At Kpler, we are always looking for ways to provide relevant insights to our clients. For this reason, our team of experienced analysts are focused on scouting the data we hold, looking for anomalies and inconsistencies that might indicate hidden moves in the market.
Here we present two examples where our analysts have identified hidden moves in the market:
It is common for VLGCs transporting Iranian LPG cargoes to switch off their AIS transponders upon entering the Mideast Gulf and then reappear several days later with draft level change indicating a full load.

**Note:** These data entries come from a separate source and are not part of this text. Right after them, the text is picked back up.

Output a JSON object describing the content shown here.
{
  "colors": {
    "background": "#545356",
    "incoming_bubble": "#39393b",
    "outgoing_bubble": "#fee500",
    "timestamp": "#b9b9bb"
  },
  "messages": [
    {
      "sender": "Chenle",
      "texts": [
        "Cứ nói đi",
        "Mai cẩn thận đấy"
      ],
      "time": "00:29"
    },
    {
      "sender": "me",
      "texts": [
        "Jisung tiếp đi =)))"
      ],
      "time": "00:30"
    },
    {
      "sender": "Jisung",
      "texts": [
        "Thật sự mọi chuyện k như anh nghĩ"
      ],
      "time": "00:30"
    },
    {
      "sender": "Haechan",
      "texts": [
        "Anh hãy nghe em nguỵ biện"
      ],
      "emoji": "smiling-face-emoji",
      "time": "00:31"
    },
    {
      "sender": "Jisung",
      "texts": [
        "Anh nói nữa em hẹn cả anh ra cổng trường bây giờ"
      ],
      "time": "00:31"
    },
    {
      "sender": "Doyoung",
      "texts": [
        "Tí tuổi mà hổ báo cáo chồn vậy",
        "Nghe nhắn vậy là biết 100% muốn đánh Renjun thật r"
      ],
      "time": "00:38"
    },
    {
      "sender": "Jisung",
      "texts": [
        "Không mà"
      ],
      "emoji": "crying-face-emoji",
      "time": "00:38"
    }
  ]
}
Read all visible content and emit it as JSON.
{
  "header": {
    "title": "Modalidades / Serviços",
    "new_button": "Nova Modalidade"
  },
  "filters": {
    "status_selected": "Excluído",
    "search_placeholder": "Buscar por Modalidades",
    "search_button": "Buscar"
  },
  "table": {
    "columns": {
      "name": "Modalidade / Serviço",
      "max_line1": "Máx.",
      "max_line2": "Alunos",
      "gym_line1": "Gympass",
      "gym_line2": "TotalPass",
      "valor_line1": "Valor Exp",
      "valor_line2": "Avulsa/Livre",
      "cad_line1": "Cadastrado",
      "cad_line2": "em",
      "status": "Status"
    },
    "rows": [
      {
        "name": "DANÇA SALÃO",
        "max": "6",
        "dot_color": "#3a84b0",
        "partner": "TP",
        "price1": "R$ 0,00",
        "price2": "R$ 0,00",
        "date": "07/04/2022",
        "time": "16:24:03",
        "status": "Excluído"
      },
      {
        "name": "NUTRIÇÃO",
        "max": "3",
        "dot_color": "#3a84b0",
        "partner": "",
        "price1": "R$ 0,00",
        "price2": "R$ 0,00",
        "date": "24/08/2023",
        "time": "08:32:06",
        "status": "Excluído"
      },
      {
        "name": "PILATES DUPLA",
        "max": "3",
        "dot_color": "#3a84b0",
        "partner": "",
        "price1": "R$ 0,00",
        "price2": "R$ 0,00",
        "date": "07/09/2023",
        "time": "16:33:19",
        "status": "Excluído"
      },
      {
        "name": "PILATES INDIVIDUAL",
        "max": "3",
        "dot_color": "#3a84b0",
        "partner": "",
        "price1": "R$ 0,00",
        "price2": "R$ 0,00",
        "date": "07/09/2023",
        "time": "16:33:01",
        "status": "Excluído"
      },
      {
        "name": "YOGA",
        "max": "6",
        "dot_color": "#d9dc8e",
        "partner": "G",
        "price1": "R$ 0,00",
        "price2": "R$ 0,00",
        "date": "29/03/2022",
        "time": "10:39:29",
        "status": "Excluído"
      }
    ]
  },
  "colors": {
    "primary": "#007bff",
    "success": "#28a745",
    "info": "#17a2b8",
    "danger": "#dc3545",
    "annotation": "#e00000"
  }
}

This allows Kpler analysts to capture the loading despite vessels’ attempts to remain undetected. Example of detected Iranian loading:
Even after the loading of Iranian cargo took place, the companies behind this transaction are attempting to hide the true origin of the cargo by performing ship-to-ship operations at sea (common areas for STS transfers include Sharjah Anchorage [UAE] and Nipah Anchorage [Indonesia]).
Thanks to Kpler’s proprietary technology for identifying these STS operations, we can always provide clients with the true origin and destination of the cargo even if it has been transferred between vessels at sea.
Following U.S. sanctions on Venezuela, attempts to obfuscate trading operations have been escalating around Port of Jose, the main crude oil export hub of the South American country. Similar to Iranian tactics, supertankers are covering up trade activity by turning off their AIS.
Seasoned Kpler analysts are successful in monitoring these kinds of events to reflect market-representative data. This is possible through their expertise in integrating data from multiple sources and leveraging Kpler’s robust partnerships with data providers around the world.
Aframax PVT Athena’s clandestine loading out of Venezuela is a good example of these dark vessels that Kpler’s analyst team brings to light. Immediately after traversing the Panama Canal from the Pacific Ocean in late August 2020, the ship went dark for more than a month, popping back up on the radar in October, just as it passed the Cape of Good Hope.
Despite the long gap, Kpler analysts put the missing pieces together and confirmed that PVT Athena fully loaded Merey crude from Port of Jose in mid-September. We followed the complete voyage of this vessel to Asia, where it transferred its cargo to another vessel that eventually discharged the crude oil in China.
Kpler’s dedicated analysts continue to bring market transparency to their clients, with the highest levels of commitment that the industry trusts.